Nun hat die Staatsanwaltschaft des Kantons Luzern einen der Chaoten zu einer saftigen Geldstrafe verurteilt: 14'300 Franken (davon 4400 unbedingt) muss der 27-jährige Randalierer aus der Stadt Luzern bezahlen. Zudem muss er eine Busse von 1500 Franken sowie die amtlichen Kosten von 1210 Franken berappen. Verurteilt wurde er wegen Gewalt und Drohung gegen Behörden, Landfriedensbruch und Widerhandlung gegen das Vermummungsverbot. Der Chaot hatte sich vor dem FCL-Fanlokal Zone 5 im Pulk der Hooligans aufgehalten und diese teilweise koordiniert, teilte die Staatsanwaltschaft am Dienstag mit. Der Mann war den Behörden bereits bekannt: Er ist mehrfach einschlägig vorbestraft.

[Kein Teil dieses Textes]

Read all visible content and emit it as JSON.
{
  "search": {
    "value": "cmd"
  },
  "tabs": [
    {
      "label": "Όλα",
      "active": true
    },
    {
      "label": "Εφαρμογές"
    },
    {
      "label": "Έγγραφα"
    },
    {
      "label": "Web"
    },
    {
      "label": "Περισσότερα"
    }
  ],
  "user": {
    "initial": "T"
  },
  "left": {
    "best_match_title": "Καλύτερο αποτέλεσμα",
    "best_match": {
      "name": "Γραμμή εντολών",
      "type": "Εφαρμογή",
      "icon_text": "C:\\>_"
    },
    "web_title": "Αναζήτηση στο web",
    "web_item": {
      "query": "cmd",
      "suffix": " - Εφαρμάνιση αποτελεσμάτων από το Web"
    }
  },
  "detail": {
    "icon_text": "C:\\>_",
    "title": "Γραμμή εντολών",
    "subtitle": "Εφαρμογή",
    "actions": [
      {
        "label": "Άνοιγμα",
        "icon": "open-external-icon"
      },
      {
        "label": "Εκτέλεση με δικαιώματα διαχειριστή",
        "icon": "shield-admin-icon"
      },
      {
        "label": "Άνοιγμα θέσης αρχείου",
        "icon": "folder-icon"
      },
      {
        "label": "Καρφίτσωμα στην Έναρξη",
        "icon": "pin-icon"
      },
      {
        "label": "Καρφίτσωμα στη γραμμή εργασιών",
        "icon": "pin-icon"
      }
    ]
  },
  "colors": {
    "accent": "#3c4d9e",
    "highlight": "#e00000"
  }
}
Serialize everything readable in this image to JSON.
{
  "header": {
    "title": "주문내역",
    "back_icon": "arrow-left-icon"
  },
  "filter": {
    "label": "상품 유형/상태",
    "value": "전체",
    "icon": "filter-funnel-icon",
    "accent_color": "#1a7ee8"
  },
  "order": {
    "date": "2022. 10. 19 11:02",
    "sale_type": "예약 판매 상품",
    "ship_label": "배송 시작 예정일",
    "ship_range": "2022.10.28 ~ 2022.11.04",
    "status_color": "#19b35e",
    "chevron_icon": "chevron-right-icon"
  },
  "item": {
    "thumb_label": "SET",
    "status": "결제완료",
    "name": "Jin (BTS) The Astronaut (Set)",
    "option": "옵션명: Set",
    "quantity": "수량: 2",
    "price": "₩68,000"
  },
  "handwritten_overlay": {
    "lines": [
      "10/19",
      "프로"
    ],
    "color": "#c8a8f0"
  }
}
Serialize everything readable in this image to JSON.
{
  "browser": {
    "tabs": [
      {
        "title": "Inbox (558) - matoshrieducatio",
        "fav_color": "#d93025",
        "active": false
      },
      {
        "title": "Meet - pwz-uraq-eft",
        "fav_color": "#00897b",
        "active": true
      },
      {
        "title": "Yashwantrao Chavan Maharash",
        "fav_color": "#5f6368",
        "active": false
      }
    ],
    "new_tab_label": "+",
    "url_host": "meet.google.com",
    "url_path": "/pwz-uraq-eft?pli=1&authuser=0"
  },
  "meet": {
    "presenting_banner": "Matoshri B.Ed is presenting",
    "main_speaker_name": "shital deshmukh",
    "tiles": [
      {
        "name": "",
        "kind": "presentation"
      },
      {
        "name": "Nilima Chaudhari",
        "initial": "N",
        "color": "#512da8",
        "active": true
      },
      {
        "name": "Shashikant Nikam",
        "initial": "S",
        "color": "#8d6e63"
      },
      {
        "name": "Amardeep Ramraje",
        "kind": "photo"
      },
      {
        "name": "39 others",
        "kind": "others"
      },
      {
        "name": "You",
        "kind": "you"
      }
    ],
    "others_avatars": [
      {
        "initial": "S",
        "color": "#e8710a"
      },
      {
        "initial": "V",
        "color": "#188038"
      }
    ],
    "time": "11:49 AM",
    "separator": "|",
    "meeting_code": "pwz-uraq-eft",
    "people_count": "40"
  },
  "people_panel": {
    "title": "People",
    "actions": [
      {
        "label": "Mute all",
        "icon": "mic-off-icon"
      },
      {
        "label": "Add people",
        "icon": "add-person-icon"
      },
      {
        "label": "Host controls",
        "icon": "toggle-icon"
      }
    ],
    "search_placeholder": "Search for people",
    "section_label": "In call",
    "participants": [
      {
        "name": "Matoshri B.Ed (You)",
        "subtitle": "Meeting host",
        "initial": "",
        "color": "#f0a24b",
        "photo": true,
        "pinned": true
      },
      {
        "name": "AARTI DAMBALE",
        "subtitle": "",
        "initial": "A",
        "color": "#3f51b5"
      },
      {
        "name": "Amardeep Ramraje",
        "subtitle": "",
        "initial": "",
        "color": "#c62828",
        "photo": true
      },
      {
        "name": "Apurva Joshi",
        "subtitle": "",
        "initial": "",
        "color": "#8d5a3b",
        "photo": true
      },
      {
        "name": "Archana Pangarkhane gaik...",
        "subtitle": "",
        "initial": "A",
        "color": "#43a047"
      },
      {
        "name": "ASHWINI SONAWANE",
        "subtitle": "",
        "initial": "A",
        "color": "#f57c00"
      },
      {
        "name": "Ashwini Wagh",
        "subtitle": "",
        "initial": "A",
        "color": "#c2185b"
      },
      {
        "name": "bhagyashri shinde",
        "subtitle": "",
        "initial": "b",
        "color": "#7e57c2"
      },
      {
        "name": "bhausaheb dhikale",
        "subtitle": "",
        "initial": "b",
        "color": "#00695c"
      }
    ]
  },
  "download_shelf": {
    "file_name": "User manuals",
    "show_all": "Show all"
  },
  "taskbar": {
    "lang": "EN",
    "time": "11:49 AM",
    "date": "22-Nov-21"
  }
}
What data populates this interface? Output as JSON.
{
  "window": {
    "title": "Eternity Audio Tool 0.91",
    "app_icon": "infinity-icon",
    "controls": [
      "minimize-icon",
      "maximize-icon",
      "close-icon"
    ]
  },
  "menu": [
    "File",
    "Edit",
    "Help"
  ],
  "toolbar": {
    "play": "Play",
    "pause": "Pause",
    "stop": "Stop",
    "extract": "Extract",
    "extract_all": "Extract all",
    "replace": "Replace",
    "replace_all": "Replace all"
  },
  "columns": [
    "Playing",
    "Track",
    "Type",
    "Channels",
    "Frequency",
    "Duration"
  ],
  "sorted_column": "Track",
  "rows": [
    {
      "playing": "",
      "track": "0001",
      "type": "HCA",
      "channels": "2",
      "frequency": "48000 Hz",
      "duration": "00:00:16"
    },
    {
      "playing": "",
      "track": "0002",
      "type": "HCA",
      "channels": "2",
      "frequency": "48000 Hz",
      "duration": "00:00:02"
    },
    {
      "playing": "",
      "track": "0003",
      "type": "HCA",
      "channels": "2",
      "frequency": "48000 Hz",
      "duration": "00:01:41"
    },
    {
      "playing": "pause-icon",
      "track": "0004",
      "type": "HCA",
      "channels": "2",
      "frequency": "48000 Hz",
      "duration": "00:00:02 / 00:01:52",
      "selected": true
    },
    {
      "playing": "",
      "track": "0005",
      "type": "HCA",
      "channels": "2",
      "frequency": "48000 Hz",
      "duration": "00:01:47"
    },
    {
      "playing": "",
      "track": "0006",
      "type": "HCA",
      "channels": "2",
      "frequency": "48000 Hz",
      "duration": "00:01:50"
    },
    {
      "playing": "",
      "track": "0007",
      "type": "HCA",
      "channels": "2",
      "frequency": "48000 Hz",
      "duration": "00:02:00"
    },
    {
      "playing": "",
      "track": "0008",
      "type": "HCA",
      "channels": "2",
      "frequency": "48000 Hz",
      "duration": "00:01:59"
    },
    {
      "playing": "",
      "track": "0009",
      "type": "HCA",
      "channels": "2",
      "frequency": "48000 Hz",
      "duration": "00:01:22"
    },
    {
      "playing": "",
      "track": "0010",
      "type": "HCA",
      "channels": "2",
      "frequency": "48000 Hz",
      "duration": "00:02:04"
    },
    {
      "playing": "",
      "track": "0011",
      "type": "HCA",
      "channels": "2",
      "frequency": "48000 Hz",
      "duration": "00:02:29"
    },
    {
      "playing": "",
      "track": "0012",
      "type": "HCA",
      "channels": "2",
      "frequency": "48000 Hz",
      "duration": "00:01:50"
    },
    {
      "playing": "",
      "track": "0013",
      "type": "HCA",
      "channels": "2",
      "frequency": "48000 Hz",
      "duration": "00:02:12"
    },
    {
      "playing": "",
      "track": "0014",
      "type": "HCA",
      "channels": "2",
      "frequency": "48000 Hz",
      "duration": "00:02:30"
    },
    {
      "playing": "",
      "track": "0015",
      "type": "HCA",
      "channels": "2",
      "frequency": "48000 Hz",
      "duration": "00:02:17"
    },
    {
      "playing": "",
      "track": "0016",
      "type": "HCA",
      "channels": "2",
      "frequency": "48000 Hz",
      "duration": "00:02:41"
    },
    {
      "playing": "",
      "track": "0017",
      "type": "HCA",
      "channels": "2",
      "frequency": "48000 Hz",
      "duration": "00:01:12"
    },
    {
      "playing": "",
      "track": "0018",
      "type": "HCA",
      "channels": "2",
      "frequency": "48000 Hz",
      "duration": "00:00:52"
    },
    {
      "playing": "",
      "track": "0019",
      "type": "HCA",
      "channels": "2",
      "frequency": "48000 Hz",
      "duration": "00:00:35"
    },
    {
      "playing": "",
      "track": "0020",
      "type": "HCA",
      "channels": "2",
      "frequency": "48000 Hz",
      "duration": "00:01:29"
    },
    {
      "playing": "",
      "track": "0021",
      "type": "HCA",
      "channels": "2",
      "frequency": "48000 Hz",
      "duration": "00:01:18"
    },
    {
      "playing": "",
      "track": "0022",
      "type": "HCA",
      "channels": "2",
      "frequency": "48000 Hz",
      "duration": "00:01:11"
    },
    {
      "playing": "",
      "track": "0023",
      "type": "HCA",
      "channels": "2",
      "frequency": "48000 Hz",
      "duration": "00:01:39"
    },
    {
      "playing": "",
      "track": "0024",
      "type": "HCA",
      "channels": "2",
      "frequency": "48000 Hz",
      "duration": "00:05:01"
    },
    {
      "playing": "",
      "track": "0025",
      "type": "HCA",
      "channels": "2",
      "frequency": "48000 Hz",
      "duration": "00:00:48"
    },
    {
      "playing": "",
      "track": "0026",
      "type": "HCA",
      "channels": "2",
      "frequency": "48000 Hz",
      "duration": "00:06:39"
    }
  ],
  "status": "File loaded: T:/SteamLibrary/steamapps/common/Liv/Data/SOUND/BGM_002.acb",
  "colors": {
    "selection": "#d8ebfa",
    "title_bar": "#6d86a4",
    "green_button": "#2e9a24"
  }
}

«Das wollen wir in Luzern nicht haben»

Simon Kopp, Informationsbeauftragter der Staatsanwaltschaft, sagt: «Wir haben beim Urteil das mögliche Strafmass so weit wie möglich ausgenutzt – wir wollen solche Ausschreitungen in Luzern nicht haben.» FCL-Präsident Ruedi Stäger kann das Urteil nachvollziehen: «Jeder, der solche Taten verübt, muss die Konsequenzen tragen und wissen, dass man danach nicht mit Samthandschuhen angefasst wird.»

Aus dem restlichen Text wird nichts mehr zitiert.